Отец с матерью переглянулись, а потом перевели взгляд на оживленное, улыбающееся лицо моего брата, на котором не угадывалось и следа озабоченности или какого-либо другого признака минувших несчастий.

– Ты только что потерял целое состояние, – заметил мой отец. – Как ты можешь быть уверен, что снова не случится того же самого?

– Это будет предприятие мсье Каннета, а не мое, – отвечал Робер. – Я просто стану там работать за жалованье.

– А если предприятие потерпит неудачу?

– Пострадает мсье Каннет, а не я.

Мне было в ту нору не более пятнадцати лет, однако даже в этом юном возрасте я понимала, что в душе моего брата есть какой-то изъян, ей чего-то недостает – назовите это нравственным началом или как-нибудь иначе, – но эта его особенность проявлялась в самой манере говорить, в его беспечности, когда дело касалось других людей, их чувств или собственности; в его неспособности понимать какую-либо точку зрения, кроме своей.

Матушка сделала последнюю попытку отговорить его от новой затеи.

– Откажись от этой мысли, – просила она его. – Приезжай домой или, если хочешь, возвращайся в Брюлоннери и работай там мастером у нового арендатора. В провинции каждый прочно сидит на своем месте, а те новые начинания, которые то и дело затеваются в Париже, сплошь и рядом оканчиваются ничем.

Робер нетерпеливо повернулся к ней:

– То-то и оно! Вы, в провинции, закоснели, и жизнь здесь попросту провинциальна. А вот в Париже…

– В Париже, – закончила за него мать, – человек может разориться за месяц, независимо от того, есть у него друзья или нет.

– У меня, благодарение богу, друзья есть, – напыжился Робер, – и весьма влиятельные к тому же. Мсье Каннет, о котором я уже говорил. Есть и другие, которые гораздо ближе к придворным кругам. Стоит им сказать словечко в нужном месте и в нужное время, и карьера моя обеспечена на всю жизнь.

– Или загублена, – вздохнула мать.

– Как вам угодно. Но я предпочитаю играть по-крупному или не играть вовсе.

– Пусть его делает как хочет! – махнул рукой отец. – Спорить с ним бесполезно.

Так на улице Буле появилась стекольная мануфактура с Робером во главе, и в течение полугода господин Каннет, придворный банкир, понес такие потери, что ему пришлось продать свое предприятие. Он это и проделал через голову Робера, которому пришлось обратиться к мсье Фиату, отцу Катрин, за довольно значительной суммой, чтобы преодолеть «временные» затруднения.

За этим последовало продолжительное молчание.
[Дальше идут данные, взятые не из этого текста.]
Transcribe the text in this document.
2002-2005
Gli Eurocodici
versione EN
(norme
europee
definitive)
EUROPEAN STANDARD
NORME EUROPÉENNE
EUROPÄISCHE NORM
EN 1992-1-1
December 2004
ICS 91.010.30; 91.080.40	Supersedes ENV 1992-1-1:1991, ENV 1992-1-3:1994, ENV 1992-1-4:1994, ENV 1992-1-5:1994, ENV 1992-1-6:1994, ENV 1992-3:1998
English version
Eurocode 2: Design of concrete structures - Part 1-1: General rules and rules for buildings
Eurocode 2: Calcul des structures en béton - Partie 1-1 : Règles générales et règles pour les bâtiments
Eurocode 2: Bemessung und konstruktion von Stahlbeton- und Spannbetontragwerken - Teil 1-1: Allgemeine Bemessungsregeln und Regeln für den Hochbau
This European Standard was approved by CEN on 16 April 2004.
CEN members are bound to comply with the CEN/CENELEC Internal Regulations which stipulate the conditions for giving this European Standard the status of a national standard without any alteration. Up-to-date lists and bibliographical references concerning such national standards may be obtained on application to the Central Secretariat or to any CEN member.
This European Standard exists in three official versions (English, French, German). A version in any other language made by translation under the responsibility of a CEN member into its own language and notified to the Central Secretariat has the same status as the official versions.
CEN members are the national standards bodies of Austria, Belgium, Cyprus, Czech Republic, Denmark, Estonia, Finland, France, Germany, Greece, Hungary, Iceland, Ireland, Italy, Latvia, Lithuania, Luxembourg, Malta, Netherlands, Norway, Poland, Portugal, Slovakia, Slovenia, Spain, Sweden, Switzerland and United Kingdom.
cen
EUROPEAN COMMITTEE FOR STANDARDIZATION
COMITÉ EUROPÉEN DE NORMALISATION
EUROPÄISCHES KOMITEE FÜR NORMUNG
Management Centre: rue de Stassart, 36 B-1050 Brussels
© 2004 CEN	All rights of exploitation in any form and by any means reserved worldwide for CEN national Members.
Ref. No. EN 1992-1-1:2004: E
Робер не писал нам в Шен-Бидо, а мы не ездили в Париж, поскольку находились в состоянии сильного беспокойства, вызванного нездоровьем отца. Он упал с лошади, возвращаясь из Шатодена, и пролежал в постели более полутора месяцев, в течение которых матушка, Эдме и я поочередно за ним ухаживали. В конце концов мы получили известие – не изустно и не через письмо, но через ежемесячный торговый журнал, который выписывал отец и который мы отнесли к нему в спальню, когда ему стало получше.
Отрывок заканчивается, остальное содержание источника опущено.